Campus Security Authority (CSA) Incident Report Form
Who Should Use This Form?
This form should be used by Campus Security Authorities to report crimes under the Clery Act that they know of but were not formally reported or investigated by the Rogers State University Police Department.
This is an anonymous form that allows RSUPD to track crimes for required Clery reporting purposes accurately. It is essential to the RSU Police Department that the public’s crime statistic information is clear and accurate.
The following crimes should be reported using this form:
- Murder/Non-Negligent Manslaughter – The willful killing of one human being by another.
- Negligent Manslaughter – The killing of another person through gross negligence.
- Sexual Assault:
- Rape: Penetration, no matter how slight, of the vagina or anus with any body part or object, or oral penetration by a sex organ of another person, without the victim’s consent.
- Fondling: The touching of the private body parts of another person for the purpose of sexual gratification, forcibly and/or against that person’s will; or not forcibly or against that person’s will where the victim is incapable of giving consent because of his/her youth or because of his/her temporary or permanent mental incapacity.
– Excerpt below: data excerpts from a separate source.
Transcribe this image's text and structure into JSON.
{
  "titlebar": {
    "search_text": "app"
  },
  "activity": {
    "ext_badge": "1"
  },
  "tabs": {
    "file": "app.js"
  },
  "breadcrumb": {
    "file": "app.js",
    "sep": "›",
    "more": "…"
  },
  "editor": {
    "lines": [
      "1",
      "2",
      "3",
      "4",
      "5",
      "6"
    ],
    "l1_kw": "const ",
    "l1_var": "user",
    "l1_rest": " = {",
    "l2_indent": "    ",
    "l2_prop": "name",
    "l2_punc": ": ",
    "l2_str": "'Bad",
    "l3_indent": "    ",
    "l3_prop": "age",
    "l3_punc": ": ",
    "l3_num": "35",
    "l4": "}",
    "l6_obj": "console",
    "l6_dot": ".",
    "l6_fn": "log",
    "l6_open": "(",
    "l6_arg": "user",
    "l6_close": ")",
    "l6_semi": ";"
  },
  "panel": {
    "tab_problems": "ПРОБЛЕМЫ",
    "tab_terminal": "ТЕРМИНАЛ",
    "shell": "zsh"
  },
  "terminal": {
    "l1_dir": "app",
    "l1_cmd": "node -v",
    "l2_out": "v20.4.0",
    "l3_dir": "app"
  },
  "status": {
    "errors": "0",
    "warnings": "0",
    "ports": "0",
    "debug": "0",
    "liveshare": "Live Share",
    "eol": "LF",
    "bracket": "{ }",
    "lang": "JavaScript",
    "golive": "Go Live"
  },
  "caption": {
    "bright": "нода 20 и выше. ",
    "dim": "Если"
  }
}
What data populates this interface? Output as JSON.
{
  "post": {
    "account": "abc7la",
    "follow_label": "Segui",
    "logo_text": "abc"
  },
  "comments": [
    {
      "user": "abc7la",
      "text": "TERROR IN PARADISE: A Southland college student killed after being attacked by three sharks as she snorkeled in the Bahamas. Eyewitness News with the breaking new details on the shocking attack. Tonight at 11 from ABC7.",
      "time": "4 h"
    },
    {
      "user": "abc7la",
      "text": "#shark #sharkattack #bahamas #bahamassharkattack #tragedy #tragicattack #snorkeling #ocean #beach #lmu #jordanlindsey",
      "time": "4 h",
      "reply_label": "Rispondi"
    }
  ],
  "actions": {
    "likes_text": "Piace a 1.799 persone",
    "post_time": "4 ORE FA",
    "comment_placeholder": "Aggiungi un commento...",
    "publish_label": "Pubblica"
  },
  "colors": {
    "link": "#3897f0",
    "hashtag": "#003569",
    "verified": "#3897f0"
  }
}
- Incest: Non-forcible sexual intercourse between persons who are related to each other within the degrees wherein marriage is prohibited by law.
- Statutory Rape: Non-forcible sexual intercourse with a person who is under the statutory age of consent.
- Robbery – Taking or attempting to take anything of value from the care, custody, or control of a person or persons by force or threat of violence and/or by putting the victim in fear.
- Aggravated Assault – Unlawful attack by one person upon another for the purpose of inflicting severe or aggravated bodily injury. Usually accompanied by the use of a weapon or by means likely to produce death or bodily harm.
- Burglary – Unlawful entry of a structure to commit a felony or a theft.
- Motor Vehicle Theft – The theft or attempted theft of a motor vehicle. There are three classes of motor vehicles (1) autos, (2) trucks and buses, (3) and other vehicles.
- Arson – Willful or malicious burning or attempt to burn with or without intent to defraud a dwelling house, public building, motor vehicle or aircraft, or the personal property of another.
- Relationship/Dating Violence – Conduct arising out of a personal, intimate relationship that: (a) Inflicts physical injury upon another person; or (b) Places another in fear of, or at risk of, physical injury or danger.
- Stalking – Engaging in a course of conduct directed at a specific person that would cause a reasonable person to:
- Fear for the persons safety or the safety of others; or
- Suffer substantial emotional distress.
- Hate Crime – Any of the above offenses (in addition to damage to property, larceny, simple assault, and intimidation) that manifest evidence that the victim was intentionally selected because of the perpetrator’s bias or perpetrator perceived the person to be in one of the protected group categories.